There will be times you don’t love the plan the school is presenting. One year, my daughter’s teacher had a goal for my daughter with Down syndrome to learn only 30 new words in one year. I did not think that was reasonable, and I expressed I wanted her to learn at least 300 words. “Add one more zero” I said. I expressed my concern (by being “puzzled”) that the teacher did not have higher expectations for my daughter. I asked questions as to how she had arrived at only 30 words. I listened. Ultimately, we settled on 100 words for the IEP, with the condition she would be working on 10 new words a week and we’d revise once she met the goal.
9. Try to connect with the teacher at the end of the day.
My kids don’t take the bus — I provide transportation. I know not everyone can do this, but if you do, take this as an opportunity to connect with the teachers. For years, I have had short conversations with my kids’ teachers at the end of the day. As I pick them up, this is my chance to ask, “How was her day?” Last year, one of my kids walked out with an aide, which made it harder to have that connection with the teacher. Some kids have communication folders, but in my experience, those are not as effective. Ask the teacher if there is a way to touch base each day or at least each week. Suggest a weekly call or a weekly detailed email. Remember, if you have a positive relationship, teachers are more willing to work with you.
10. Pick your battles.
There are so many things we could fight at school, but not every battle is worth fighting. If we fight the small things, when it comes time to fight the big battles, we might have already severed the relationship with the school, making those big battles extra hard.

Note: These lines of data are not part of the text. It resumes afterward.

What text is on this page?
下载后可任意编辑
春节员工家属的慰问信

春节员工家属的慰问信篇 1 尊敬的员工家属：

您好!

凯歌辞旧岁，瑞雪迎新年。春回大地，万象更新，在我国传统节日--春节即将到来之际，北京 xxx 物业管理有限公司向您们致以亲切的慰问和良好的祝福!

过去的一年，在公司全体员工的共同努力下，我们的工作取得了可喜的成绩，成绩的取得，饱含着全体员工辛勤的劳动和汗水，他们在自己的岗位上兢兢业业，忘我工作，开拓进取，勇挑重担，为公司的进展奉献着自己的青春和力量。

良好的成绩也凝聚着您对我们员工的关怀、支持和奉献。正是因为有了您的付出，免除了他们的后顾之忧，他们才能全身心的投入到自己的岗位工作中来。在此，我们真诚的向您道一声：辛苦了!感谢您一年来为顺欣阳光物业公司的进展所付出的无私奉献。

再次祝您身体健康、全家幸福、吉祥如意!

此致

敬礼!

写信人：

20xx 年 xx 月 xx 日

Last year, being in a new school, there were certain things that happened that did not sit well with me. Most, I let go. But when I had a big battle at the end of the year, the school admitted to the mistake and rectified things as soon as possible.
Mighty parent Kerri V. said:
[Pick] your battles. There are some areas where things really aren’t a big deal and can be handled with simple (non-accusatory) conversations. Then, when a more serious situation does present itself, you will be taken more seriously because you’re [not] someone with a reputation for flying off the handle over every little thing. Plus, giving a lot of sweets and coffee gift cards at holidays and the end of the school year to remind them that you appreciate everything they’re doing for your child.